Otra vez intentaremos resolver institucionalmente lo que tal vez solo pueda ser resuelto en las profundidades de nuestra psique colectiva, ahí donde se mueven de verdad las corrientes subterráneas que después irrumpen o estallan en la superficie de la historia, o trayendo más luz o trayendo más sombra. Ya hemos tenido demasiada sombra estos últimos años.
Culpamos a los migrantes de la violencia, pero una parte importante de ella estaba antes adentro nuestro: es cosa de ver las barras bravas jugando su propio partido, los narcos y anarcos asolando nuestras ciudades, los que disparan contra buses escolares en La Araucanía, los pirómanos que incendian los territorios, los overoles blancos que devastan cada día los restos de nuestra educación pública: todo eso no viene de afuera. Claro que una migración descontrolada ha sometido al país a una presión límite, pero ella solo se agrega a problemas nuestros no resueltos, muy hondos, que hay que mirar de frente.

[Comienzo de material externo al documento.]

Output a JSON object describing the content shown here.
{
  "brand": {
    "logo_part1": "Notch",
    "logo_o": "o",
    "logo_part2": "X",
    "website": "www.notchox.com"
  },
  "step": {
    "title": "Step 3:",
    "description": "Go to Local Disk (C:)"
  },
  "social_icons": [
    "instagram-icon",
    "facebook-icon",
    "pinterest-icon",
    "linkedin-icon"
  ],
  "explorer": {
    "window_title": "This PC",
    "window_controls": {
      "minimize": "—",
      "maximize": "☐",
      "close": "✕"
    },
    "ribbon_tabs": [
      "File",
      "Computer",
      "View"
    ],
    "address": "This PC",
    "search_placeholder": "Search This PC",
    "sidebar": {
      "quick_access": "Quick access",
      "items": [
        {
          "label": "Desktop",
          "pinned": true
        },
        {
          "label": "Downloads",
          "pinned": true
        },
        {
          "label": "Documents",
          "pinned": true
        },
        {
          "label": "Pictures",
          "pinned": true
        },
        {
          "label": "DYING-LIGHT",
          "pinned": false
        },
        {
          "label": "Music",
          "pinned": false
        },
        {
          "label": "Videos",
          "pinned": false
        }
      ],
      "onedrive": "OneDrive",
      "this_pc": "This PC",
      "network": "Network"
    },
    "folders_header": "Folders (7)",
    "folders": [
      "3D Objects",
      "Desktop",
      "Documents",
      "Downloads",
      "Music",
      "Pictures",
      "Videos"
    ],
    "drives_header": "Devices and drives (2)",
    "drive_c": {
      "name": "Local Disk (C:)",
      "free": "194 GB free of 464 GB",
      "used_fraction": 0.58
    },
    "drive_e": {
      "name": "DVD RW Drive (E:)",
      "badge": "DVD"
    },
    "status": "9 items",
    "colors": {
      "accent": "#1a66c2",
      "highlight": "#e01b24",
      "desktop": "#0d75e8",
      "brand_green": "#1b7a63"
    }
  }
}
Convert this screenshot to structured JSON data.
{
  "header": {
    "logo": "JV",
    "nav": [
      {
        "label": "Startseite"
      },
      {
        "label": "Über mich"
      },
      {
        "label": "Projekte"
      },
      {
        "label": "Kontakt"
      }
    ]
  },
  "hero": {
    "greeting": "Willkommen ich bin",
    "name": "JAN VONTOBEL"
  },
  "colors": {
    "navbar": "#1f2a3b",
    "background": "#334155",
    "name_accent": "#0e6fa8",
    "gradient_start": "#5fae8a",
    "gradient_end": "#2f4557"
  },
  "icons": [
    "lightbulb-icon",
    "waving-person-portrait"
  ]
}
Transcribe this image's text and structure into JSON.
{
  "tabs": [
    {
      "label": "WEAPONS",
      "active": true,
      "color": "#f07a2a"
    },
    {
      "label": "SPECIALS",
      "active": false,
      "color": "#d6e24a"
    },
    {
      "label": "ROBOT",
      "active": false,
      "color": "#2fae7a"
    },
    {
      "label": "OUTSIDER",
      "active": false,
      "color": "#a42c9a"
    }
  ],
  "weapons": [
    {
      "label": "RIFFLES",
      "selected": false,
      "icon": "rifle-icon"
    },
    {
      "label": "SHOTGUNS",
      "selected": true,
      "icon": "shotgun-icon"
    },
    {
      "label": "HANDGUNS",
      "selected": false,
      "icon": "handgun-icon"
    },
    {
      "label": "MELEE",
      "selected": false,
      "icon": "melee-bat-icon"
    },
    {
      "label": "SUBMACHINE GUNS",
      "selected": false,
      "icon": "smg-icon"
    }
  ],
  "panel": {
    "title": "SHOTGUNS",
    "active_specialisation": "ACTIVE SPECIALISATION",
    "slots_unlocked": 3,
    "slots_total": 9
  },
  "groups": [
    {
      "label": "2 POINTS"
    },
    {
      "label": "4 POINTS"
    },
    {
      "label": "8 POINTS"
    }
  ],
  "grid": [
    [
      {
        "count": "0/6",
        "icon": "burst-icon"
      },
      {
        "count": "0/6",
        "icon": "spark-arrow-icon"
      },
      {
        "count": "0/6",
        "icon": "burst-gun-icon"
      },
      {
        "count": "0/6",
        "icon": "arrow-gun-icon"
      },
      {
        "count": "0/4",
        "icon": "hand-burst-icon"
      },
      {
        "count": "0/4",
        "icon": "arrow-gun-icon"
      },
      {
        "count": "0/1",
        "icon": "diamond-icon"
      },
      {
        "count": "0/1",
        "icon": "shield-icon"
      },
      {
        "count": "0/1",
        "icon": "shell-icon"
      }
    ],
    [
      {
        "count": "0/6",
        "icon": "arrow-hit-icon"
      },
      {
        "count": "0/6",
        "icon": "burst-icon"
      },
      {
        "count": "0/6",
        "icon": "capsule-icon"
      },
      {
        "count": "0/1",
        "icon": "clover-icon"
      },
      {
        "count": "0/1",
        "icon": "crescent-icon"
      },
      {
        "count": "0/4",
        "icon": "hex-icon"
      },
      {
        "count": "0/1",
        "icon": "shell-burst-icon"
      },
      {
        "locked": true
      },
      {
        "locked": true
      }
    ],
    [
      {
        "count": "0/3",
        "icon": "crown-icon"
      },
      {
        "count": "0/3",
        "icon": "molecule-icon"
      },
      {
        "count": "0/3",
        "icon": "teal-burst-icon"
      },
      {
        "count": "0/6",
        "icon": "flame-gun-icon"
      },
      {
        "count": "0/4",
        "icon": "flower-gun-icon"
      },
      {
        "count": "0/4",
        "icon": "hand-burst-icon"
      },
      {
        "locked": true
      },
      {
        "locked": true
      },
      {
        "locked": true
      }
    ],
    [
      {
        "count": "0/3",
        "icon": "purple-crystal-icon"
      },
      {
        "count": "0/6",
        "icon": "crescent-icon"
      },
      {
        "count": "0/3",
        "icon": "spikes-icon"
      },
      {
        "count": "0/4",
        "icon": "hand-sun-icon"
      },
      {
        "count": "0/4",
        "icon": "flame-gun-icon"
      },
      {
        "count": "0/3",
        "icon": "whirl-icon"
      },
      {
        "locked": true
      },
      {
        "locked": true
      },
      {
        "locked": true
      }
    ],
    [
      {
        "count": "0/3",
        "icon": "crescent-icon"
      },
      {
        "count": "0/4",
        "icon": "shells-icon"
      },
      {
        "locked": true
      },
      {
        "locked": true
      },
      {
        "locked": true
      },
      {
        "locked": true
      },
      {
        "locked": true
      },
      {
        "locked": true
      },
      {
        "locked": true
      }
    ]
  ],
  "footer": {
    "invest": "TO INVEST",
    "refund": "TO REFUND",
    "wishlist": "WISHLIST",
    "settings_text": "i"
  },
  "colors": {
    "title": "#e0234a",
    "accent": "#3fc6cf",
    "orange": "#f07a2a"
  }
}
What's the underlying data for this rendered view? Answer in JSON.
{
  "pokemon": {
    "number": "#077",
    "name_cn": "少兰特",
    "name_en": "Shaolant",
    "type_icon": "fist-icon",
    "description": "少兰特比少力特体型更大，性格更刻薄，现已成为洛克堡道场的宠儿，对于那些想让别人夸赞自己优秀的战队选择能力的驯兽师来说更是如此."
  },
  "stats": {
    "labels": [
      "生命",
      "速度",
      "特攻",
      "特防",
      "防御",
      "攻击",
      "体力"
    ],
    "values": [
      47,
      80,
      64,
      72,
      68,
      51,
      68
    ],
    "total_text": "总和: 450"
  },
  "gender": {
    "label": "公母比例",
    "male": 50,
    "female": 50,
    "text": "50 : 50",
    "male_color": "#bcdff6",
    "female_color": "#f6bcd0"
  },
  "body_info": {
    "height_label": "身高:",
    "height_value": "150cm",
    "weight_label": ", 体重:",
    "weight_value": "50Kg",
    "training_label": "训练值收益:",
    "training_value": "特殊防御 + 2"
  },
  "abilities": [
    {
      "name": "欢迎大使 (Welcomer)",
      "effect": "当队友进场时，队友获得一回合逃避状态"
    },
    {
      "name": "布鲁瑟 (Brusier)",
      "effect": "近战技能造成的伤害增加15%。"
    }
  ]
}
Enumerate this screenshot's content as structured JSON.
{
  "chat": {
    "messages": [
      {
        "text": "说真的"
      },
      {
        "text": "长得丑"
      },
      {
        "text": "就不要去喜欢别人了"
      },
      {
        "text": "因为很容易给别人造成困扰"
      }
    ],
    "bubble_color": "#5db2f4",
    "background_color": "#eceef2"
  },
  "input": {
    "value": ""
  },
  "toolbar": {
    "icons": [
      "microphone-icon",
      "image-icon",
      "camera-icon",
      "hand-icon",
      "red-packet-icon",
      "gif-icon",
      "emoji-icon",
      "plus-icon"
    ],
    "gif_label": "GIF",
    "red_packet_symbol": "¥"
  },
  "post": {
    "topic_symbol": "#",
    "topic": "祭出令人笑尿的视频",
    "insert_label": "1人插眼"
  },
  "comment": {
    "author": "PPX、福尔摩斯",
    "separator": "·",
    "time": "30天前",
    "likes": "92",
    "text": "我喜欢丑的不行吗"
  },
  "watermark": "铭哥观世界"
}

Hay dos fuerzas contrarias que habitan el alma de Chile: la de la delicadeza (cuya máxima expresión es la de nuestros poetas y creadores, incluidos emprendedores) y la del resentimiento (alimentado teóricamente desde nuestra academia y una parte de nuestra política). ¿Cómo hacer para que la primera esplenda más que la segunda y movilice lo mejor de nosotros? ¿Cómo sanar la segunda, tan atávica y con tanto poder y energía destructiva? Sin educación ni cultura, no podremos resolver esta tensión que desgarra el ser de Chile por dentro. Nuestras élites económicas han creído que con puro crecimiento económico, que con pura inversión, el país avanza hacia el futuro. Pero la historia ya nos ha mostrado con fuerza que ese crecimiento (siendo muy importante) no basta para sostener la comunidad que somos.
¿Y nuestra solidez institucional? Sí, el país tiene una suerte de “reserva institucional” que nos ha salvado dos veces: en el acuerdo del 15 de noviembre, cuando el país incendiado parecía marchar al caos; y el 4 de septiembre, cuando fue rechazada la demencia refundacional que nos llevaba a la deconstrucción. El próximo domingo buscaremos por segunda vez una salida constitucional a nuestra crisis, y es loable que los ciudadanos volvamos a insistir en una elección y en un proceso constitucional. Ahí todavía late el espíritu legalista de Andrés Bello y, en medio de una Latinoamérica dirigida por dementes o imprudentes (véanse las últimas declaraciones de Petro en Colombia), eso claro que vale oro. Es verdad. Este país que se cae geográficamente al abismo (entre terremotos y volcanes) no puede darse el lujo de caer al abismo institucional. Pero eso no basta.
Me conformo con una Constitución razonable, que no pretenda resolver las grandes diferencias ideológicas, insolubles y abstractas. Pero no podemos conformarnos con un país sin un proyecto educacional potente como el que en el siglo XIX hizo nacer la Universidad de Chile y puso las bases de la educación pública, y tantas otras iniciativas de gran envergadura. Esa élite decimonónica sí entendió lo que era “hacer país”. No se trata de repetir lo mismo en un siglo (el nuestro) que plantea otros desafíos, pero se trata de levantar culturalmente y espiritualmente el país, de sacarlo de la mezcla letal de farándula y violencia, de incivilidad, anomia y superficialidad. Eso es urgente. Y recuperar esos 300.000 niños que el sistema educativo perdió. Ni una Constitución ni un programa de gobierno bastarán por sí solos para salir del estancamiento en que estamos. Esta no es solo una tarea económica, política, sino también anímica y espiritual. Aunque no lo parezca, todas esas dimensiones están interrelacionadas. Solo con elecciones, constituciones y crecimiento no daremos el salto que necesitamos para salir de la decadencia. Si no encontramos nuestra luz propia, la sombra seguirá recorriendo la patria, multiplicando odio y pobreza.